Hong Kong’s securities watchdog is to treat cryptocurrency trading platforms like traditional brokers if they offer security tokens, according to its second round of regulatory guidance for the industry.
The Securities and Futures Commission (SFC) released its position paper on virtual asset exchanges Wednesday, announcing a new licensing scheme that it said is not dissimilar from the one applied to Hong Kong’s security brokers and automated trading venues.
Any virtual asset firm trading at least one security token falls under the regulator’s purview. Applications for peer-to-peer (P2P) exchanges – such as decentralized exchanges (DEX) or non-custodial trade platforms – will not be reviewed by the SFC.
Under the new licensing conditions, regulated crypto exchanges can only offer products to “professional investors” as defined by the SFC. Firms may also only alter products or services following approval by the regulator and must have an existing relationship with an independent auditing firm, filing annual reports on exchange activities. Exchanges must further file monthly reports to the commission.
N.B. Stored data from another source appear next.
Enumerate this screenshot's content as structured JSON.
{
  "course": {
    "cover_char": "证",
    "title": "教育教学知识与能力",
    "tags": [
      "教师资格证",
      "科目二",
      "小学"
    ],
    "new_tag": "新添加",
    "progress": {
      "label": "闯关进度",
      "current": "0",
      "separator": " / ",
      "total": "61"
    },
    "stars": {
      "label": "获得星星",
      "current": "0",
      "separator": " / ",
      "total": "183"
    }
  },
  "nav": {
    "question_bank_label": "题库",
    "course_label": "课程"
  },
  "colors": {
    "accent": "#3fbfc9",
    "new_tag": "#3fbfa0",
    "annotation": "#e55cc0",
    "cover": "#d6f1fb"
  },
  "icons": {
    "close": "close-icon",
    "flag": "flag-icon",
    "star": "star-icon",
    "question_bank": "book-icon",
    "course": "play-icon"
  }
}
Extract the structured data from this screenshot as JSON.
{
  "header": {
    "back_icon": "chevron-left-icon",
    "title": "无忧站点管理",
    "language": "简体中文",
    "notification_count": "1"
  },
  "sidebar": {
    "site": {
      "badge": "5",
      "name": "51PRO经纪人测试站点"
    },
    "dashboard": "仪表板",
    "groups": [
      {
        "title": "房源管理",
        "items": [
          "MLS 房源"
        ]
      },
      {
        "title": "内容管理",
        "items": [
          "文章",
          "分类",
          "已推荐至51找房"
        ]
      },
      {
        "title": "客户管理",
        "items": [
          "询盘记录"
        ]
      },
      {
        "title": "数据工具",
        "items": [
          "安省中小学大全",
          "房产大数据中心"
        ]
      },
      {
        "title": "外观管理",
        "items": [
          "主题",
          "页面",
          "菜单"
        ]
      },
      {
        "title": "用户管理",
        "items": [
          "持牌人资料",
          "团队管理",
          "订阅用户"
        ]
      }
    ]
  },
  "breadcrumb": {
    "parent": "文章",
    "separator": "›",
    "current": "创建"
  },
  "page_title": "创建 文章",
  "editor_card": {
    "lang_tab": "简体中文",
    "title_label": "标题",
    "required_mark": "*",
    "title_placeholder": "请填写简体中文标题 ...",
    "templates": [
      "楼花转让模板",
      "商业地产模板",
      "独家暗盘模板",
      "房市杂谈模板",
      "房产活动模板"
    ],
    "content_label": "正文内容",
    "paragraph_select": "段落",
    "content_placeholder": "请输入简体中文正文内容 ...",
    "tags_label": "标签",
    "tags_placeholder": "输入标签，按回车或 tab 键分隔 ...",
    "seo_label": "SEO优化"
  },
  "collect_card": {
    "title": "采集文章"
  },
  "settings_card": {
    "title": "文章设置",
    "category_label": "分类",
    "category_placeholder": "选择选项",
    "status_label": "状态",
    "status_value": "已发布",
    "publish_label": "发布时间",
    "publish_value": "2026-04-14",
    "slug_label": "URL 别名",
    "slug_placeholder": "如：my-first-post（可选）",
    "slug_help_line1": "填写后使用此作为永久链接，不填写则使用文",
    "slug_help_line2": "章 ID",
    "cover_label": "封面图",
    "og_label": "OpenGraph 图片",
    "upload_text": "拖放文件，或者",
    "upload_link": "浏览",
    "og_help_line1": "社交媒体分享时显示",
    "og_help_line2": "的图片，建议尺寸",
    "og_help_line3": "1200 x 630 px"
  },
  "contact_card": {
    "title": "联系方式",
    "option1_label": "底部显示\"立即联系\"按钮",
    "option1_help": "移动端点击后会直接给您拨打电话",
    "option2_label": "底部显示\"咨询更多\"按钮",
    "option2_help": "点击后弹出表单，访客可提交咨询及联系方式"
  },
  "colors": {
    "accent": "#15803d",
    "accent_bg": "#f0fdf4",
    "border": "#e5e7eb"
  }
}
Hot wallets – crypto storage with live connections to the internet – may not hold more than 2 percent of an exchange’s total funds. While exchanges are mandated to have insurance for all assets in the event of a breach or hack, the SFC states.
Anti-money laundering (AML) and know-your-customer (KYC) procedures are cited as a chief concern, with the SFC saying exchanges must take steps to “establish the true and full identity of each of its clients, and of each client’s financial situation, investment experience and investment objectives.”
Upon the granting of a license, firms enter into the SFC Regulatory Sandbox which the regulator says brings more exacting reporting and monitoring standards.